Because of its incredible role in God’s plan for our life, and inspite of the challenges, we should never lose hope in or stop devoting ourselves to our family. A number of years ago I attended a friend’s wedding. At the reception, his father gave a short speech that I will never forget. “Congratulations to both of you”, he began. “I want to give you the same advice that my father gave to me and my wife on our wedding day: never, never, never, never, never give up on your marriage.” With that, he sat down. I think the same advice applies to the family. All families will have struggles. We should never let this overly disturb us or lead us to despair. We can take comfort and courage in the fact Jesus, Mary and Joseph also faced many great challenges in their family life. They will walk with us. In spite of the challenges our families face, we should never lose sight of the ideal that families are called to and the irreplaceable role family plays in forming us as individuals and as a society. We should never give up on our family and stop trying to love one another. Last year Pope Francis gave some very practical advice in this regard.
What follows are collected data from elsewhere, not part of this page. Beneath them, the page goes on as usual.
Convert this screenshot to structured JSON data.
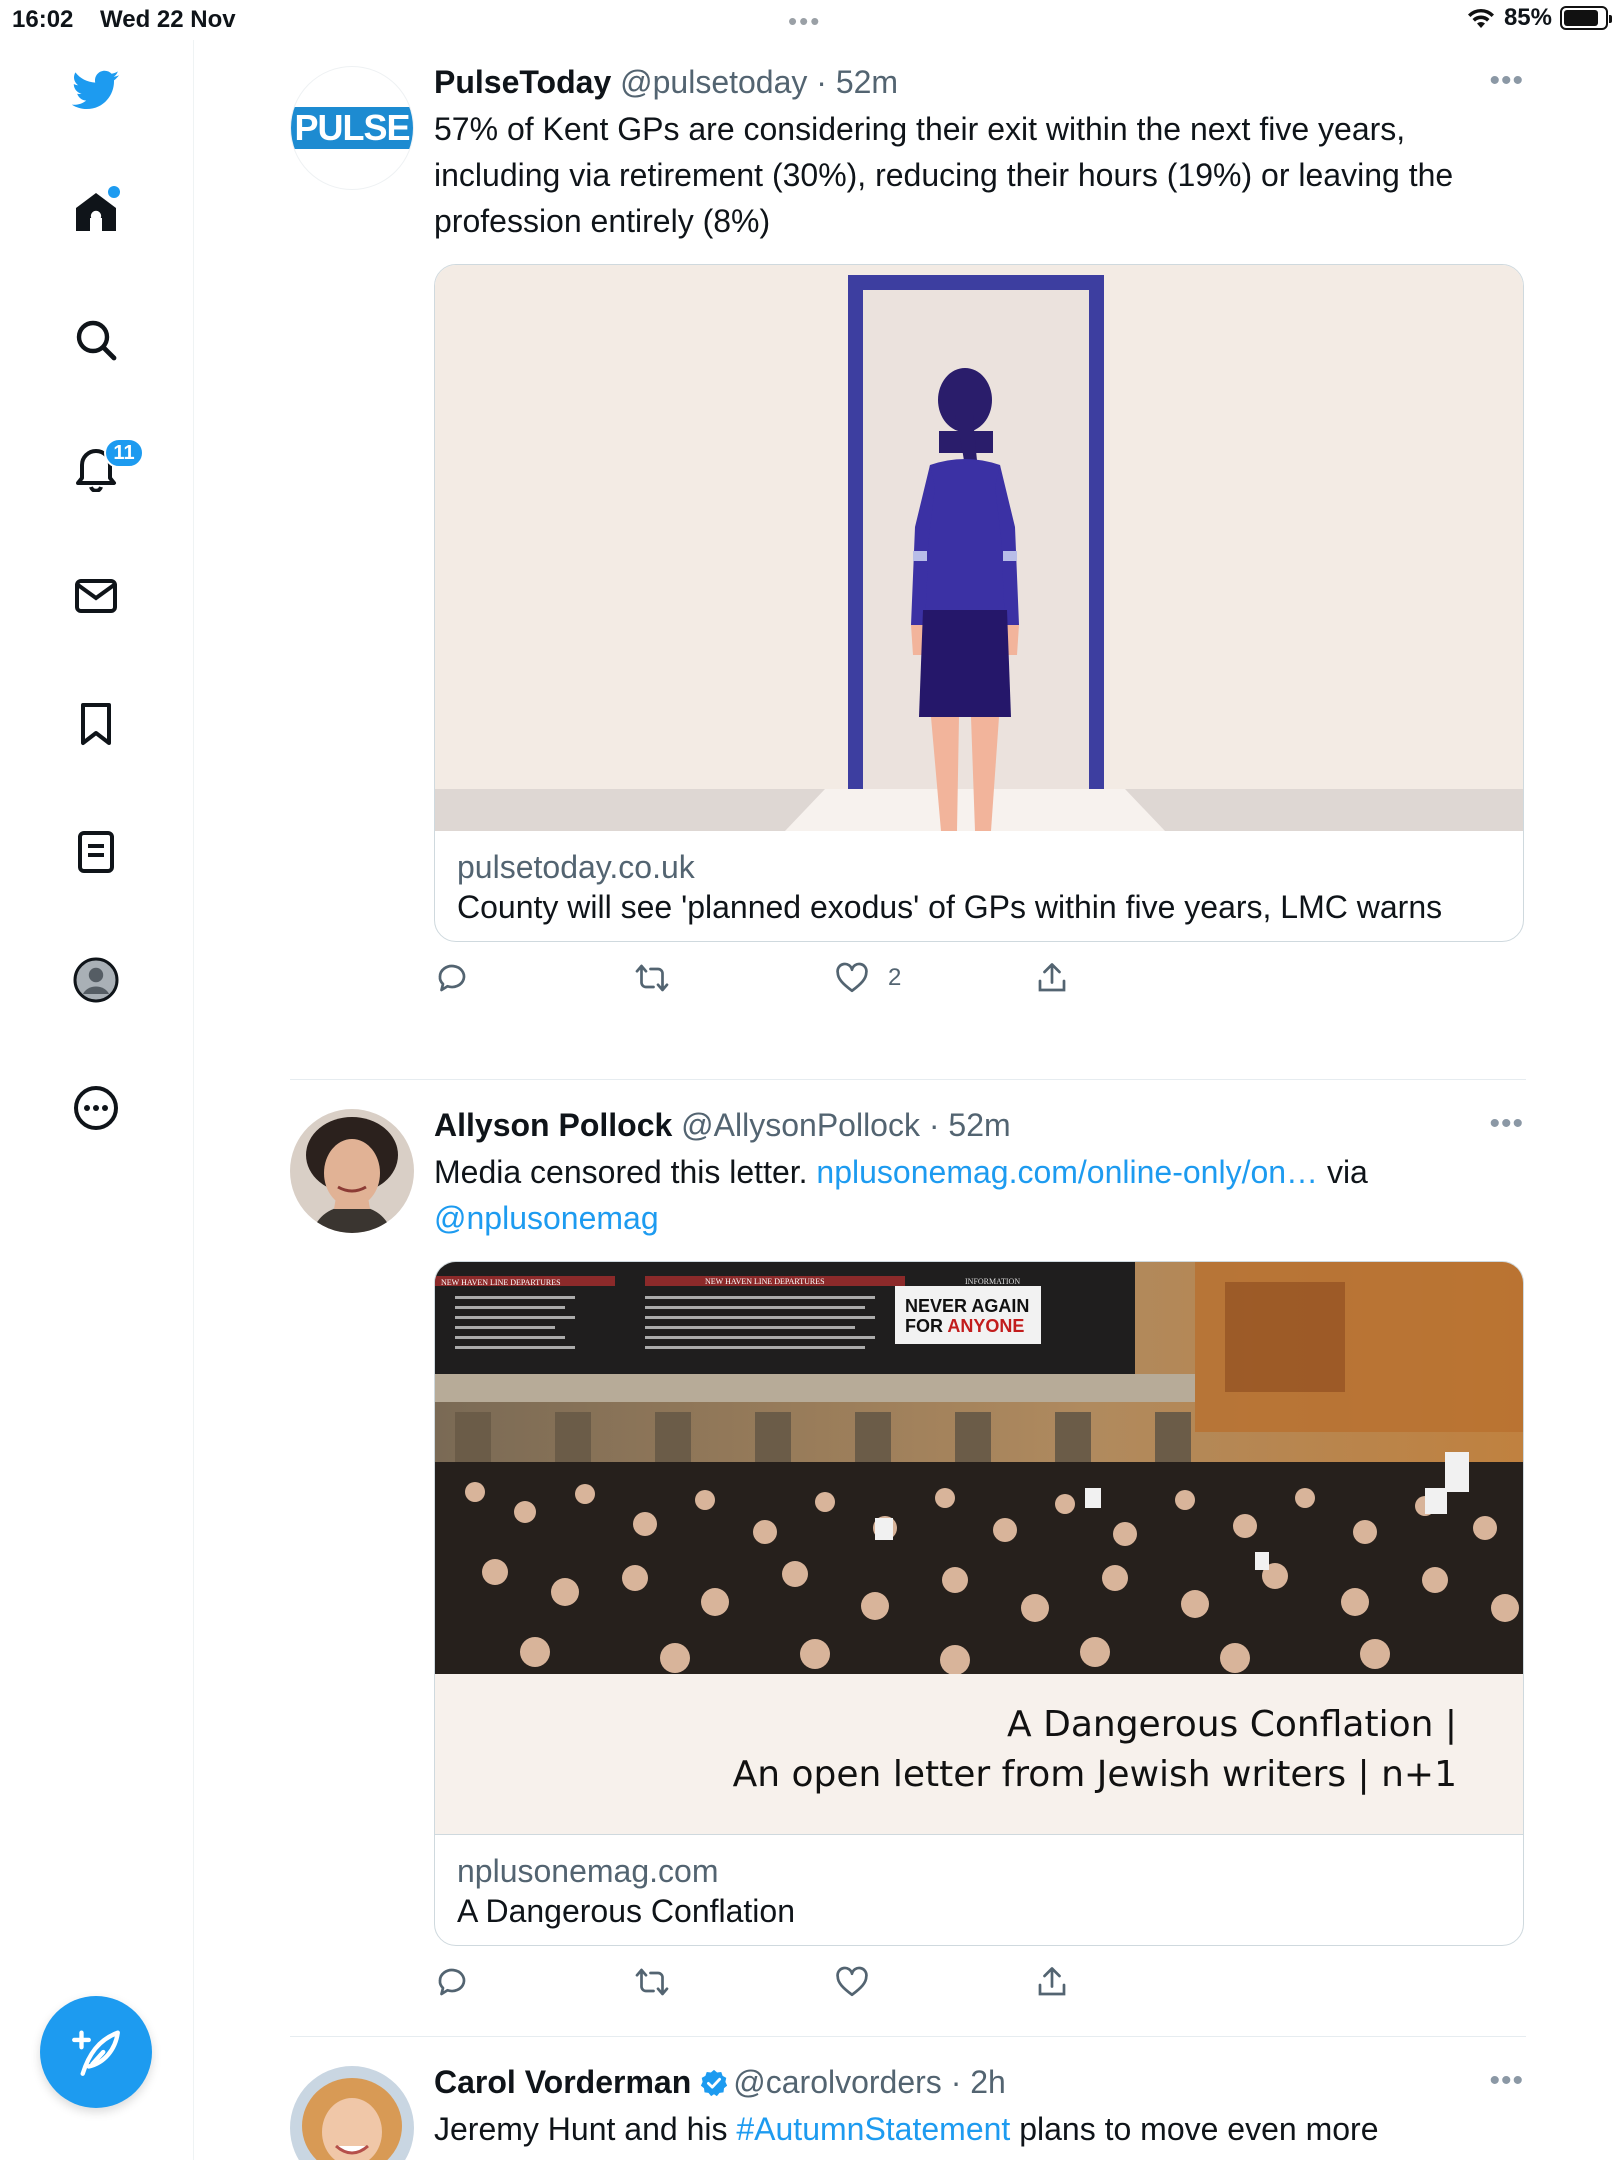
{
  "status_bar": {
    "time": "16:02",
    "date": "Wed 22 Nov",
    "multitask_dots": "•••",
    "battery_text": "85%",
    "battery_level": 0.85
  },
  "sidebar": {
    "items": [
      {
        "name": "twitter-logo-icon"
      },
      {
        "name": "home-icon"
      },
      {
        "name": "search-icon"
      },
      {
        "name": "bell-icon",
        "badge": "11"
      },
      {
        "name": "mail-icon"
      },
      {
        "name": "bookmark-icon"
      },
      {
        "name": "lists-icon"
      },
      {
        "name": "profile-avatar-icon"
      },
      {
        "name": "more-icon"
      }
    ],
    "compose": {
      "name": "compose-tweet-icon"
    }
  },
  "colors": {
    "accent": "#1d9bf0",
    "text": "#0f1419",
    "secondary": "#536471",
    "border": "#cfd9de"
  },
  "tweets": [
    {
      "name": "PulseToday",
      "handle": "@pulsetoday",
      "time": "52m",
      "avatar_text": "PULSE",
      "text": "57% of Kent GPs are considering their exit within the next five years, including via retirement (30%), reducing their hours (19%) or leaving the profession entirely (8%)",
      "card": {
        "domain": "pulsetoday.co.uk",
        "title": "County will see 'planned exodus' of GPs within five years, LMC warns"
      },
      "likes": "2"
    },
    {
      "name": "Allyson Pollock",
      "handle": "@AllysonPollock",
      "time": "52m",
      "text_before": "Media censored this letter. ",
      "text_link": "nplusonemag.com/online-only/on…",
      "text_after": " via ",
      "text_mention": "@nplusonemag",
      "card": {
        "sign_text_1": "NEVER AGAIN",
        "sign_text_2": "FOR ",
        "sign_text_3": "ANYONE",
        "banner_left": "NEW HAVEN LINE DEPARTURES",
        "banner_mid": "NEW HAVEN LINE DEPARTURES",
        "banner_right": "INFORMATION",
        "overlay_line1": "A Dangerous Conflation |",
        "overlay_line2": "An open letter from Jewish writers | n+1",
        "domain": "nplusonemag.com",
        "title": "A Dangerous Conflation"
      }
    },
    {
      "name": "Carol Vorderman",
      "handle": "@carolvorders",
      "time": "2h",
      "verified": true,
      "text_before": "Jeremy Hunt and his ",
      "text_hashtag": "#AutumnStatement",
      "text_after": " plans to move even more"
    }
  ]
}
He encouraged all families to build each other up in love through the practice of common courtesy. He said that there are three key phrases that need to be heard often in a family if it is to live in peace and joy: “may I?”, “thank you” and “sorry”.

On this feast of the Holy Family, let us give thanks for the gift of our family, regardless of how imperfect it is. Remembering the great value of family, let us recommit ourselves to investing time and effort in our family relationships. Let us say often “may I?”, “thank you” and “sorry”. Most of all, let us never, never, never never, never give up on our families.